The apatetic ashen hue of the red-backed salamander is limned with a red dorsal stripe, the flash of bright color an incongruous beacon for predators – or is it? That this is an aberration of sorts is manifest in the dualistic nature of the species; there is a “lead-backed” variant that lacks the stripe. Color polymorphism is the relevant biological term for the phenomenon where a single species has two or more variants; in the case of red-backed salamanders, there are about equal numbers of the red-striped morph and the so-called lead-phase morph. Numerous studies have been conducted to determine if there are any behavioral or physiological differences between the two; there are. Counterintuitively, the lead-phase morph is subject to a greater degree of predation than the more visible red-striped morph. This behavioral finding is reinforced by observations of relative mobility: the red-backed individual spends more time immobile with the tail raised in defense; whereas the un-red individual is more mobile. However, tail autotomy is more prevalent in the latter pointing to more frequent attacks. From the physiological standpoint, the lead-phase morph has a higher level of stress measured according to a hematological stress index that correlates blood cell populations to stress. This is consistent with the logical notion that higher predation results in higher stress. A syllogistic argument has been advanced to the effect that “if the more visible red-striped morph is subject to less predation than its ash-gray cohort, then the predator must be making an instinctive choice.” As red is commonly employed to indicate toxicity, the terrestrial stage of the red-spotted newt called the red eft being a case in point, it is hypothesized that the red-backed salamander employs what is called Batesian mimicry to take advantage of the verisimilitude. So why, then, are not all red-backed salamanders red-striped as survival of the fittest would mandate? That this is not the case indicates that there are other factors that select for the non-red morph. As red-backed salamanders engage in courtship rituals, sexual selection that prefers “50 shades of gray” would be a logical topic for supplemental research, however sordid.
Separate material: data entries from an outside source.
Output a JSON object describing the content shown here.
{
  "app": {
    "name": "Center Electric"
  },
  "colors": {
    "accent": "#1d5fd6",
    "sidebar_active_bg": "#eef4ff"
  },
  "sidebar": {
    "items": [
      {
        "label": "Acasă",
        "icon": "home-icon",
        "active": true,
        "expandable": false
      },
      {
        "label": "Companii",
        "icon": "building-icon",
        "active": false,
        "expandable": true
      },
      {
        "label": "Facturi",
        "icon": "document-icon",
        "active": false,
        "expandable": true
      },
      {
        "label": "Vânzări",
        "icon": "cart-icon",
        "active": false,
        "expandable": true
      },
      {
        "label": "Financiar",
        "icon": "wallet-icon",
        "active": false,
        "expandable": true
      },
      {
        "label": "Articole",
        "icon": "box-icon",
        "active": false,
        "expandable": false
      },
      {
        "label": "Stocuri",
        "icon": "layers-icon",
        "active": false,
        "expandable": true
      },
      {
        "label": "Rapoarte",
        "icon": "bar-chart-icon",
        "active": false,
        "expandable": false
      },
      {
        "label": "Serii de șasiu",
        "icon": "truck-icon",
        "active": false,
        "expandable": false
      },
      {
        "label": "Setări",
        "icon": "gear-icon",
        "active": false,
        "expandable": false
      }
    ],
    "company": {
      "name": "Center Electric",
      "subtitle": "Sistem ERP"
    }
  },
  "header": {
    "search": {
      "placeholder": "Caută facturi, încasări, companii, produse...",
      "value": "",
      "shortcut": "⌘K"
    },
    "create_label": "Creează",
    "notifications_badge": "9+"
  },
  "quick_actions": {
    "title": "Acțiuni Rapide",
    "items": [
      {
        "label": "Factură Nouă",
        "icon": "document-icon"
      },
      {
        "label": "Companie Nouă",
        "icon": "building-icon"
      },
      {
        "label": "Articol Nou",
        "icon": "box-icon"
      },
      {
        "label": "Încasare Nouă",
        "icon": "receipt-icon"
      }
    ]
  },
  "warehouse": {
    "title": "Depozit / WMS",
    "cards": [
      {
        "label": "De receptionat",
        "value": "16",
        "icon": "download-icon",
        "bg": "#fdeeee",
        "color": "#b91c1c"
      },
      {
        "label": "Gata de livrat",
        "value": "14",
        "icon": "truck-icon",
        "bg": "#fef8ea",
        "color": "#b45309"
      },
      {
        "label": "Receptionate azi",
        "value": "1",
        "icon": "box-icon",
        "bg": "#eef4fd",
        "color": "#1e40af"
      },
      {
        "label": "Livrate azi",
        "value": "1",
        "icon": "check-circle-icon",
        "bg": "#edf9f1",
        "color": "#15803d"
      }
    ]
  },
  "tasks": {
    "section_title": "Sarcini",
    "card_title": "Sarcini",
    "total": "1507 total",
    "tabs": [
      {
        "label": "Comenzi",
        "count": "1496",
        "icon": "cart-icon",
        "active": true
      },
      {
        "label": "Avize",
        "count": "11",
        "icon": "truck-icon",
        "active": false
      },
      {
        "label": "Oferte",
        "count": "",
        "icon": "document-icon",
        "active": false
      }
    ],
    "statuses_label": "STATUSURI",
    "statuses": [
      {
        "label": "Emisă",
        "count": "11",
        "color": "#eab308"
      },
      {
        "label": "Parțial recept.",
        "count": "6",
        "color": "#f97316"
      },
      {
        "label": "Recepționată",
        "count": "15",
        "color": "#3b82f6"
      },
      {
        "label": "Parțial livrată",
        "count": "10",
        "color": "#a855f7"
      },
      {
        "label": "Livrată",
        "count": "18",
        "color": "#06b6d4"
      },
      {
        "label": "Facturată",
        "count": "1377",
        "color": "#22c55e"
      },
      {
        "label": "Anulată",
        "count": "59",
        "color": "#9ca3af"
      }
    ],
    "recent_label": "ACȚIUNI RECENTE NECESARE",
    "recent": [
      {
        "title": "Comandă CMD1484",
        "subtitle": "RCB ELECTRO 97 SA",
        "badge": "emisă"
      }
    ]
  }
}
Red-backed salamanders are territorial, nurturing and, to some extent monogamous; traits that contribute to ubiquity. Territory is tantamount to survival in the competitive natural environment; home ranges under rocks and logs of about one square meter are established and marked by cloacal gland pheromones and by fecal pellets. Males defend their territory viciously, assuming the all-trunk raised (ATR) position and biting to stave off intruders; they are successful in three out of every four encounters. Females select their mates according to physical size, the extent and quality of the prey in their territory, and, in something of an anthropomorphic vein, whether they have the smell of other females. Territorial prey quality is determined by smashing the male’s fecal pellets and inspecting for insect remnants. Partner preference is observed in red-backed salamanders as both male and female benefit from the union; the male gains reproductive fitness and the female has better access to nutritive prey for egg production. The courtship ritual is a structured sequence of suggestive moves by the male to assess his acceptability; if successful the female rests her chin on his tail and, in what is known as the “tail straddle walk,” the sexual act culminates with male deposition of a spermatofore which the female subsequently picks up in her cloacal vent. About a dozen eggs are laid and protected by the female for 6 weeks until they hatch as miniature adults; there is no aquatic larval gilled phase. Efficient and effective.